Le Periferie della Politica

LE PERIFERIE DELLA POLITICA di Mario Sandoli*

 

L'esaltazione mediatica che si fa e si consente su presunti "fenomeni" di rappresentanza politica sul territorio e la parallela discussione in negativo di storie d'uomini che hanno segnato la vita di questo Paese, pongono delle questioni. Questioni che vanno inquadrate riandando alla reale lettura delle "periferie della politica". Le "periferie del mondo", per esempio, sono luoghi fisici che spesso si candidano ad essere "centro del mondo". Storie di degrado, di violenza, di disagio che riscattandosi rendono testimonianza diventando, così, il "centro del mondo". Non si scomoderà più di tanto la Storia per Eccellenza, per ricordare che è possibile tanto: la piccola Nazareth, diviene centro del mondo. E cosi è per le periferie romane, per quelle baresi, siciliane e le tante altre delle tante città del mondo che diventano, proprio per la loro esaltante testimonianza, "centro del mondo". Non è così per la politica. Le "periferie della politica", rimangono "culturalmente" tali; restringono, anzi, il loro luogo d'espressione diventando, sempre più, piccole e nebulose "zone" dai contorni indecifrabili. E le "periferie della politica", dalle nostre parti, sono anche inespressive e non scaldano i cuori; provocano, però, e scandalizzano. E' stata, quella appena trascorsa, un'estate che estate non è stata. Dissesti, tanti. Quelli finanziari non convincono; quelli che invece hanno riguardato i nostri ricordi, la nostra memoria, sì. Dissesto di ricordi e di memoria. E poi, l'antenna. Storia infinita.

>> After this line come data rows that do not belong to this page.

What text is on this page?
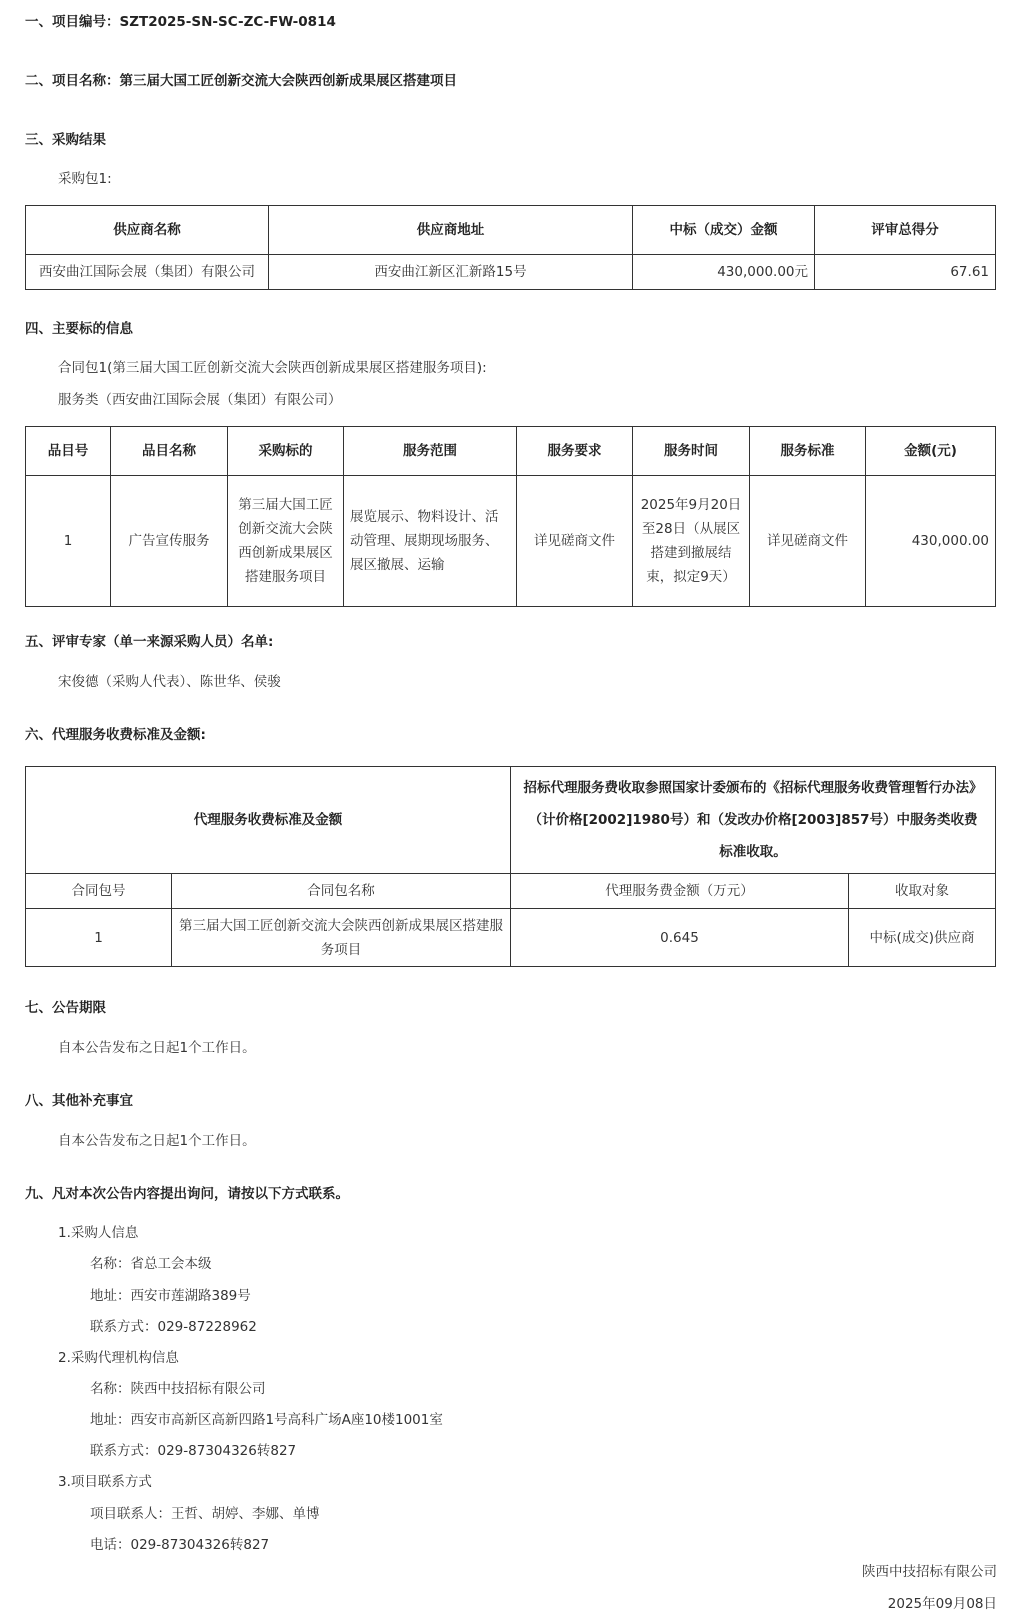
一、项目编号：SZT2025-SN-SC-ZC-FW-0814
二、项目名称：第三届大国工匠创新交流大会陕西创新成果展区搭建项目
三、采购结果
采购包1:
供应商名称	供应商地址	中标（成交）金额	评审总得分
西安曲江国际会展（集团）有限公司	西安曲江新区汇新路15号	430,000.00元	67.61
四、主要标的信息
合同包1(第三届大国工匠创新交流大会陕西创新成果展区搭建服务项目):
服务类（西安曲江国际会展（集团）有限公司）
品目号	品目名称	采购标的	服务范围	服务要求	服务时间	服务标准	金额(元)
1	广告宣传服务	第三届大国工匠创新交流大会陕西创新成果展区搭建服务项目	展览展示、物料设计、活动管理、展期现场服务、展区撤展、运输	详见磋商文件	2025年9月20日至28日（从展区搭建到撤展结束，拟定9天）	详见磋商文件	430,000.00
五、评审专家（单一来源采购人员）名单:
宋俊德（采购人代表）、陈世华、侯骏
六、代理服务收费标准及金额:
代理服务收费标准及金额		招标代理服务费收取参照国家计委颁布的《招标代理服务收费管理暂行办法》（计价格[2002]1980号）和（发改办价格[2003]857号）中服务类收费标准收取。	
合同包号	合同包名称	代理服务费金额（万元）	收取对象
1	第三届大国工匠创新交流大会陕西创新成果展区搭建服务项目	0.645	中标(成交)供应商
七、公告期限
自本公告发布之日起1个工作日。
八、其他补充事宜
自本公告发布之日起1个工作日。
九、凡对本次公告内容提出询问，请按以下方式联系。
1.采购人信息
名称：省总工会本级
地址：西安市莲湖路389号
联系方式：029-87228962
2.采购代理机构信息
名称：陕西中技招标有限公司
地址：西安市高新区高新四路1号高科广场A座10楼1001室
联系方式：029-87304326转827
3.项目联系方式
项目联系人：王哲、胡婷、李娜、单博
电话：029-87304326转827
陕西中技招标有限公司
2025年09月08日
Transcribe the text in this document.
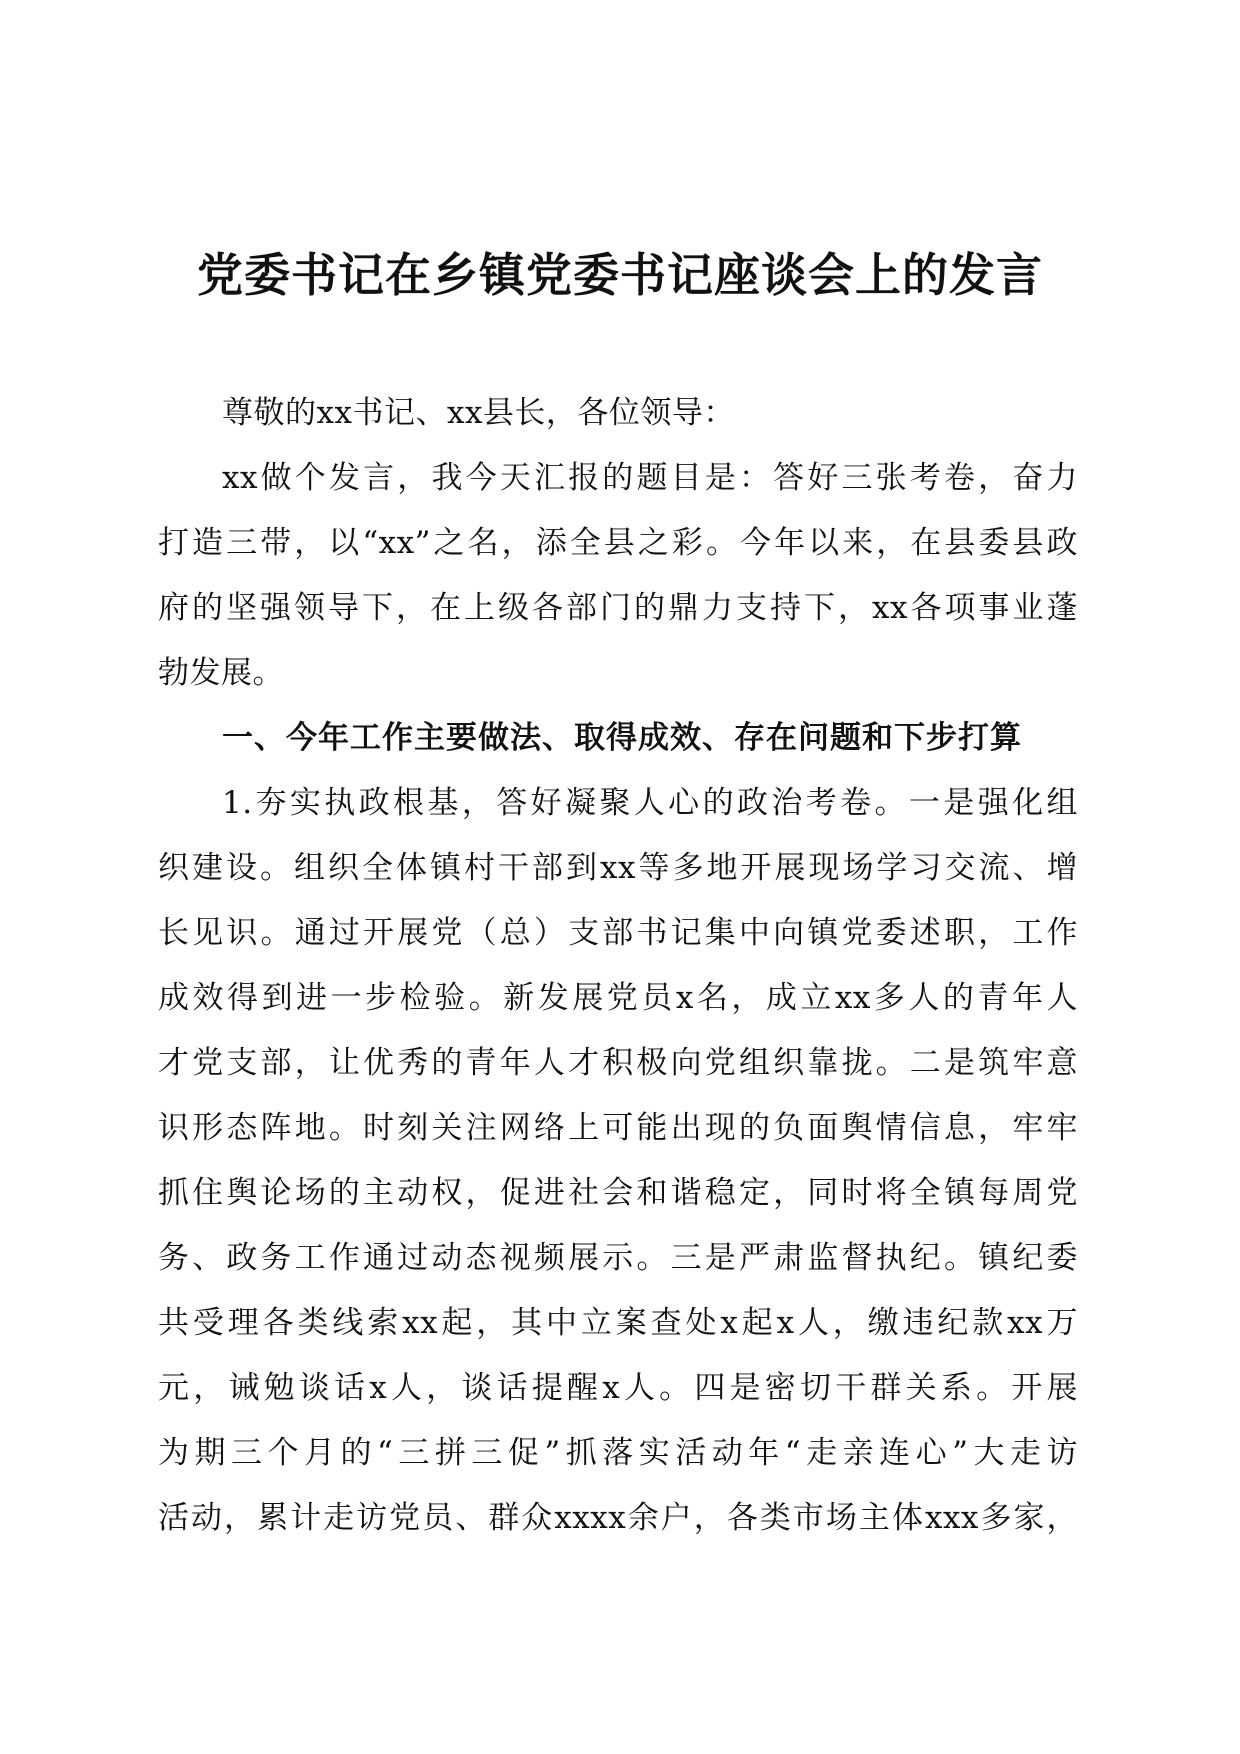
党委书记在乡镇党委书记座谈会上的发言
尊敬的xx书记、xx县长，各位领导：
xx做个发言，我今天汇报的题目是：答好三张考卷，奋力
打造三带，以“xx”之名，添全县之彩。今年以来，在县委县政
府的坚强领导下，在上级各部门的鼎力支持下，xx各项事业蓬
勃发展。
一、今年工作主要做法、取得成效、存在问题和下步打算
1.夯实执政根基，答好凝聚人心的政治考卷。一是强化组
织建设。组织全体镇村干部到xx等多地开展现场学习交流、增
长见识。通过开展党（总）支部书记集中向镇党委述职，工作
成效得到进一步检验。新发展党员x名，成立xx多人的青年人
才党支部，让优秀的青年人才积极向党组织靠拢。二是筑牢意
识形态阵地。时刻关注网络上可能出现的负面舆情信息，牢牢
抓住舆论场的主动权，促进社会和谐稳定，同时将全镇每周党
务、政务工作通过动态视频展示。三是严肃监督执纪。镇纪委
共受理各类线索xx起，其中立案查处x起x人，缴违纪款xx万
元，诫勉谈话x人，谈话提醒x人。四是密切干群关系。开展
为期三个月的“三拼三促”抓落实活动年“走亲连心”大走访
活动，累计走访党员、群众xxxx余户，各类市场主体xxx多家，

Apparentemente banale, eppure così significativa del degrado delle "periferie della politica". Antenna, meglio una che due o viceversa; di quaranta metri d'altezza, forse è il caso di tagliarla a trenta. Serra? No, meglio Serroni. Serroni è un diminutivo di Serra. Chissà che scegliendola per la nuova ubicazione dell'antenna non renda più piccolo il problema, sempre che si tratti di problema e non di altro. Ed ancora. Unioni mai nate fatte passare per formidabili macchine da guerra; associazioni d'uomini e d'idee più nella fantasia che nei fatti. Nasce, così, all'improvviso il nuovo corso politico che cambierà storia e vita della nostra "periferia". E giù il "fenomeno". Una volta, il fenomeno, era Pelè. Ci si deve accontentare, da noi, di molto meno. E ancora, profili, prospetti e sezioni del "fenomeno". E le responsabilità? Sono tutte istituzionali. Si è consentito di mettere in giro la storiella che in questa periferia di un piccolo paesino, c'era la prima giunta in Italia a guida, a proposito, di che? senza batter ciglio; si è fatto passare pezzi di carta come tessere di partito senza che tale ancora fosse; si sono consentiti convegni in solitudine senza pensare a quali conseguenze portasse tale consensuale atteggiamento perchè a nulla serve, poi, la giustificazione "tanto non ci sono andato". La "periferia della politica", vive così la politica. In modo talmente confuso, immaginario e distratto che alla fine genera un'auto-rappresentanza che non ha consenso sul territorio, ma che ha alimentato copiosi interventi mediatici sul "fenomeno". Fenomeno che, senza freni inibitori, discute in negativo della storia d'uomini, tenaci, intelligenti, anticipatori d'eventi, che hanno servito con umiltà e dedizione il Paese. E' la storia, quella appena accennata, delle "periferie della politica". Che non hanno possibilità alcuna di diventare il "centro del mondo". O forse, sì. Con atti di coraggio e di responsabilità che alla fine riabilitano e danno dignità. Chi ha consentito che la "periferia della politica" delle nostre terre, restringesse sempre più la sua capacità di leggere i segni del tempo e di interpretare al meglio le esigenze delle Comunità, provi ad andare via. Il paese non ne risentirebbe e la "periferia della politica" ritroverà, così, prestigio, autorevolezza e coraggio.